In 2015, a new bus route with Volvo electric buses was launched in Gothenburg with great success and the electric bus operations are expanding in both Gothenburg and other cities.
“Electric vehicles are wonderful in many ways. The two greatest environmental health risks in the EU today are air pollution and noise. This is one way of attempting to resolve both problems,” says Janos.
How to measure harmful noise
Noise is measured in decibels (dB). It is also referred to in A-weighted decibels (dB(A)). The A-weighting filter is a method of summing sound energy across the frequency spectrum of sounds audible to humans and is used to estimate the human ear’s response to sound.
There are two important indicators of noise:
Lden: The day, evening and night noise indicator.

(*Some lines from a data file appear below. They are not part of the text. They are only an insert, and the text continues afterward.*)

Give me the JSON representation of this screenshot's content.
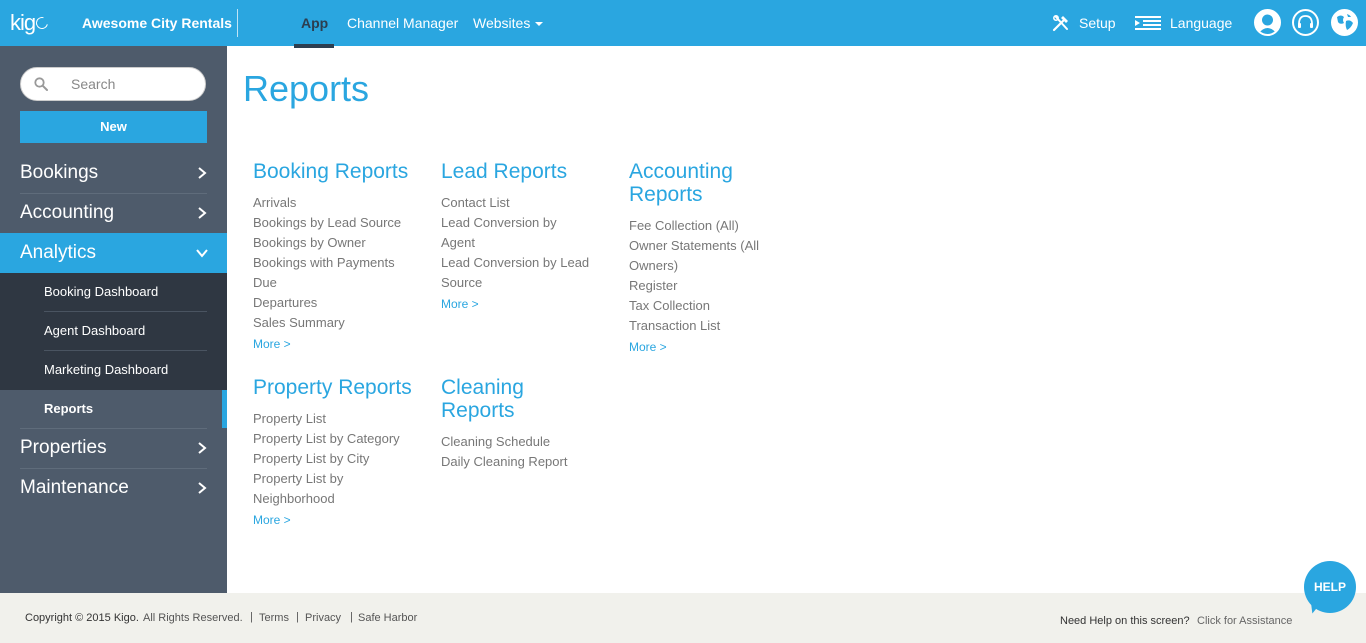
{
  "topbar": {
    "logo": "kig",
    "company": "Awesome City Rentals",
    "nav": [
      "App",
      "Channel Manager",
      "Websites"
    ],
    "setup": "Setup",
    "language": "Language"
  },
  "sidebar": {
    "search_placeholder": "Search",
    "new_label": "New",
    "items": [
      "Bookings",
      "Accounting",
      "Analytics",
      "Properties",
      "Maintenance"
    ],
    "analytics_sub": [
      "Booking Dashboard",
      "Agent Dashboard",
      "Marketing Dashboard",
      "Reports"
    ]
  },
  "main": {
    "title": "Reports",
    "booking": {
      "title": "Booking Reports",
      "links": [
        "Arrivals",
        "Bookings by Lead Source",
        "Bookings by Owner",
        "Bookings with Payments",
        "Due",
        "Departures",
        "Sales Summary"
      ],
      "more": "More >"
    },
    "lead": {
      "title": "Lead Reports",
      "links": [
        "Contact List",
        "Lead Conversion by",
        "Agent",
        "Lead Conversion by Lead",
        "Source"
      ],
      "more": "More >"
    },
    "accounting": {
      "title_1": "Accounting",
      "title_2": "Reports",
      "links": [
        "Fee Collection (All)",
        "Owner Statements (All",
        "Owners)",
        "Register",
        "Tax Collection",
        "Transaction List"
      ],
      "more": "More >"
    },
    "property": {
      "title": "Property Reports",
      "links": [
        "Property List",
        "Property List by Category",
        "Property List by City",
        "Property List by",
        "Neighborhood"
      ],
      "more": "More >"
    },
    "cleaning": {
      "title_1": "Cleaning",
      "title_2": "Reports",
      "links": [
        "Cleaning Schedule",
        "Daily Cleaning Report"
      ]
    }
  },
  "footer": {
    "copyright": "Copyright © 2015 Kigo.",
    "rights": "All Rights Reserved.",
    "sep": "|",
    "terms": "Terms",
    "privacy": "Privacy",
    "safe_harbor": "Safe Harbor",
    "help_question": "Need Help on this screen?",
    "help_link": "Click for Assistance",
    "help_bubble": "HELP"
  },
  "colors": {
    "accent": "#2aa6e0",
    "sidebar": "#4e5b6b",
    "submenu": "#2f3742",
    "footer": "#f1f1ec"
  },
  "icons": [
    "setup-tools-icon",
    "language-icon",
    "user-icon",
    "support-headset-icon",
    "globe-icon",
    "search-icon",
    "chevron-right-icon",
    "chevron-down-icon"
  ]
}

A measure of all the averaged (continuous equivalent) sound pressure level over a year, and
Lnight: The night time noise indicator, which averages (continuous equivalent) sound pressure level over one year, focussing on the hours between 23:00 and 07:00. This corresponds to 8 hours, the recommended period of sleep for adults.
A natural environment (birds, trees and wind) is associated with a typical average Lden value of 40 dB and an Lnight of 30 dB.
A Lnight value of 40 dB is the limit suggested by the World Health Organization to avoid negative health effects on humans.
EU Member States are required to report noise above a Lden of 55 dB and Lnight of 50 dB, under the Environmental Noise Directive.
3 dB is the minimum sound level typically considered perceptible by humans and starting from 5–10 dB humans can clearly acknowledge a different acoustic environment.